I BOSCHI DI MUSOLINO
DI GIULIO LUCENTE

                                                                                       PRESENTAZIONE DI GIUSEPPE MARINO

  

 

   Sono rimasto piacevolmente sorpreso nell’ammirare i quadri di Giulio Lucente che si ispirano alle vicende del brigante Musolino e che sono oggetto di questa mostra.  A parte le emozioni che suscitano, le considerazioni di carattere estetico, la tecnica pittorica, ciò che colpisce è l’originalità dell’idea di celebrare un fuorilegge calabrese, il “Re dell’Aspromonte”, l’imprendibile Giuseppe Musolino, impropriamente etichettato come brigante, la cui storia si intreccia casualmente con quella del mio paese (il mio e quello di Giulio) anche perché Mario Camerini, nel 1950, decise di ambientare a Caccuri un film sul carbonaio di Santo Stefano in Aspromonte.
  Si diceva dell’uso improprio deIl’apposizione ”brigante” nel caso di Musolino che andrebbe catalogato più come bandito che come brigante, almeno nel significato che storicamente ha assunto quest’ultimo sostantivo.
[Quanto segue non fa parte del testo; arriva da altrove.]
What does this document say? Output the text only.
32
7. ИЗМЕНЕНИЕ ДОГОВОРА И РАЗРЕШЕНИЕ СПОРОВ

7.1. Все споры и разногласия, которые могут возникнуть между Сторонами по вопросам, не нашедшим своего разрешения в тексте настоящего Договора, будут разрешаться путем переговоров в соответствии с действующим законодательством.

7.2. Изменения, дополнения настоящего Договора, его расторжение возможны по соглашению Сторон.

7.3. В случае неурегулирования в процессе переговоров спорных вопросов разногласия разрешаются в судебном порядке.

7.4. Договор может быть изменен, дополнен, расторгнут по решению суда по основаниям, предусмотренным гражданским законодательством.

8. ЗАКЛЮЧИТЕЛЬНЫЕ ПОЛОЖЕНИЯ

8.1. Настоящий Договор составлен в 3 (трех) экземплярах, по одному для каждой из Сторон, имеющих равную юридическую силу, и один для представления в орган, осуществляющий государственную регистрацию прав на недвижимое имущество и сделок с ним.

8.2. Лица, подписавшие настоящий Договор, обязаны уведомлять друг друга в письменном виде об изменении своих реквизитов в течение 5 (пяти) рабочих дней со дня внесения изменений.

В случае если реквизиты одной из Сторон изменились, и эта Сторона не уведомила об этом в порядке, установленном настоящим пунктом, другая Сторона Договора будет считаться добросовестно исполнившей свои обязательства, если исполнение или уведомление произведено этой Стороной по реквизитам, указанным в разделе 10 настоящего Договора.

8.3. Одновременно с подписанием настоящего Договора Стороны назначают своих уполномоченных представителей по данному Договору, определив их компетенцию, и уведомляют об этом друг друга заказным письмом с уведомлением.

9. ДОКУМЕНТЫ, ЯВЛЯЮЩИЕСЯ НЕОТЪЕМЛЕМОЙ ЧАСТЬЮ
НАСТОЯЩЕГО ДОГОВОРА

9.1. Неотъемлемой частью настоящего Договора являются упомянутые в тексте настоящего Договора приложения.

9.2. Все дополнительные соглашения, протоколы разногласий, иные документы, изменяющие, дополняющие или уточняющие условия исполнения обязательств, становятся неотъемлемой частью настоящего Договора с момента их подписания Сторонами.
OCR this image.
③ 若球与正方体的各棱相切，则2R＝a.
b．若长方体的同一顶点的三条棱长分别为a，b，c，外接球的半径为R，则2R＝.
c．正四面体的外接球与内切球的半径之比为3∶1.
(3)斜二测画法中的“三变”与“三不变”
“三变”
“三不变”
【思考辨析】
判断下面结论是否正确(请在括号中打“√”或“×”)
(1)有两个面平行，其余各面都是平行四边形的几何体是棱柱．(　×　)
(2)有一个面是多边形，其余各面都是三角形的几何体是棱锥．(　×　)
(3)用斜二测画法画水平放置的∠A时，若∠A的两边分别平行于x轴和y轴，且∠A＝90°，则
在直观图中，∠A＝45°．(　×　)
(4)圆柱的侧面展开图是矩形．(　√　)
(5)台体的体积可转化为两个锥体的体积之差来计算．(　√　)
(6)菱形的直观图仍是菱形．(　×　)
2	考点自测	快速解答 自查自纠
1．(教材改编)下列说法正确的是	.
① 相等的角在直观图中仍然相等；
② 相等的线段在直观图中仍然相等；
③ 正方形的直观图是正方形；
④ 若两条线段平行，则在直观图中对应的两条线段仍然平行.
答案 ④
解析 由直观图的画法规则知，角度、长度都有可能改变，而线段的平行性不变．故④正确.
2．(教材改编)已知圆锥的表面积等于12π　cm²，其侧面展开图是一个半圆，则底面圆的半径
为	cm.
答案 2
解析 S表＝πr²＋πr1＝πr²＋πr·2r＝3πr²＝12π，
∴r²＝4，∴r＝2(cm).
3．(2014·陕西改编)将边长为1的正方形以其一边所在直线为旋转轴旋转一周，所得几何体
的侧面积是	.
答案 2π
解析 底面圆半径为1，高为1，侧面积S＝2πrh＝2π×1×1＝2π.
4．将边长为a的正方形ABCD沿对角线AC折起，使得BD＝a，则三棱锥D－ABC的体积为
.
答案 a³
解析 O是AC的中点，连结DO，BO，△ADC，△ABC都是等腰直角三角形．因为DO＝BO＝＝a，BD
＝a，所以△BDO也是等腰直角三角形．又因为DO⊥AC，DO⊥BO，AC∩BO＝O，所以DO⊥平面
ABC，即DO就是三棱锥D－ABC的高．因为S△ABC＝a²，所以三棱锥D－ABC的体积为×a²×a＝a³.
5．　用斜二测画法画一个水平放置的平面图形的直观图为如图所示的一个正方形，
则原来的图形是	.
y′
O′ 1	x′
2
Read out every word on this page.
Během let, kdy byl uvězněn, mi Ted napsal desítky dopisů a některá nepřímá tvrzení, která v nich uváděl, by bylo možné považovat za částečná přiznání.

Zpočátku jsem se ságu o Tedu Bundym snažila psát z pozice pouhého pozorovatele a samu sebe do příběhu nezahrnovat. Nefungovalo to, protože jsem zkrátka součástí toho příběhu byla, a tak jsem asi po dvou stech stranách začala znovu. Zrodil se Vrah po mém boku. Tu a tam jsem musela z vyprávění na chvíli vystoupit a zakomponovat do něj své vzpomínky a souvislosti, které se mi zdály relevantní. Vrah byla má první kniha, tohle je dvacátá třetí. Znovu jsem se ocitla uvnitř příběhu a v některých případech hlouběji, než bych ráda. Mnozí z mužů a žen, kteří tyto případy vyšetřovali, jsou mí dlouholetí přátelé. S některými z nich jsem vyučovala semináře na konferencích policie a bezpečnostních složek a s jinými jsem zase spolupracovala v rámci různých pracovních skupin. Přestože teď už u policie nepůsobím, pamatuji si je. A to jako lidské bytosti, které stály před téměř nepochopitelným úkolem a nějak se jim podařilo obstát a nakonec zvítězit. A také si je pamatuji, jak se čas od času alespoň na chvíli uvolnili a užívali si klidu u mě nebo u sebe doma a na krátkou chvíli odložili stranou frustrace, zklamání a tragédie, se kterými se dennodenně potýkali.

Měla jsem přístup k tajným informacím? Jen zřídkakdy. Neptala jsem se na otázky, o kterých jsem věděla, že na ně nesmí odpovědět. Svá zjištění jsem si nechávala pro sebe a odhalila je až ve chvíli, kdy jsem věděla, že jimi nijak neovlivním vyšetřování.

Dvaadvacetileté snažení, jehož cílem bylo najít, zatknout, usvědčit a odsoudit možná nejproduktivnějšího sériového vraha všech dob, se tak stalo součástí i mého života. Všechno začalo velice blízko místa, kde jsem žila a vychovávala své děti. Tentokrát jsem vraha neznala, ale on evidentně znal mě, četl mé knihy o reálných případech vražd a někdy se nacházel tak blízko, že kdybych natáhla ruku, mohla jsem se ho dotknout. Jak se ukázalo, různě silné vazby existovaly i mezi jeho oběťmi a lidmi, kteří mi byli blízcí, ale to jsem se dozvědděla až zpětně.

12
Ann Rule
Il brigantaggio è un fenomeno complesso e variegato spesso liquidato sbrigativamente da storici poco attenti, a volte improvvisati o infarciti di retorica. Questo sostantivo fu usato e abusato dai francesi prima e dai piemontesi poi per bollare i partigiani del Regno meridionale che si battevano contro la loro aggressione. Ci fu dunque un brigantaggio politico, ma ci fu anche un brigantaggio sociale i cui protagonisti erano braccianti, “contadini poveri che scrittori salariati tentarono d'infamare col marchio di briganti” come scrisse Gramsci, vittime della rapacità di nobili e ricchi borghesi che usurpando le terre demaniali e ricorrendo a ogni sorta di sopruso, rendevano loro la vita impossibile costringendoli alla dolorosa alternativa di morire per fame o per una palla in fronte della guardia urbana o degli scherani e guardiani degli agrari e ci fu anche un brigantaggio criminale che sarebbe più giusto definire banditismo praticato, appunto, da uomini che venivano inseriti nelle liste di fuorbando, banditi dalla società e attivamente ricercati dalle forze dell’ordine per reati e delitti commessi senza alcuna giustificazione sociale o politica, ma solo per indole delinquenziale.
   Peppe Musolino non rientra in nessuna di queste categorie e non è nemmeno il brigante generoso, giusto, il “Robin Hood” come Giosafatte Talarico, il brigante colto che rubava ai ricchi per aiutare i poveri, l’unico brigante calabrese e meridionale che morì di morte naturale, in un’isola tra le più belle della penisola, in una casa regalatagli dal re assieme a una pensione in cambio della sua costituzione. Il brigante aspromontano era solo un uomo mosso da una sordida sete di vendetta per probabili torti subiti, anche se la tradizione popolare, ne fece spesso una sorta di eroe circondandolo di un’aureola leggendaria come si evince dalle canzoni riprese e fatte conoscere dal maestro Profazio, ma anche dal film di Camerini interpretato da Amedeo Nazari e Silvana Mangano e, per una fortuita circostanza girato in gran parte a Caccuri, come un’altra fortuita circostanza lega indirettamente Musolino al paesino della presila crotonese. 
  
  Musolino fu catturato fortunosamente dal brigadiere dei carabinieri Antonio Mattei, padre di Enrico, il futuro presidente dell’Eni morto nel tragico e misterioso incidente aero di Bescapè. Quando il partigiano bianco Enrico Mattei fu catturato dai fascisti che si preparavano a metterlo al morte, riuscì a evadere e a tornare alla clandestinità grazie a una coraggiosa guardia carceraria caccurese, Gesino Spatafora al quale rimase grato per tutta la vita e al quale, dopo la guerra, offri un prestigioso posto di lavoro in quel di Como dando origine a una sorta di diaspora caccurese sulle rive del Lario.
   La misteriosa figura di Musolino, i boschi che gli offrirono rifugio e protezione, il sangue che versò per consumare le sue vendette, l’orrore delle vendette stesse, gli amori misteriosi mia vissuti, tutto ciò mi è parso di cogliere nelle sapienti pennellate di Giulio Lucente che avvolgono in una sorta di malinconico velo uomini e paesaggi apromontani.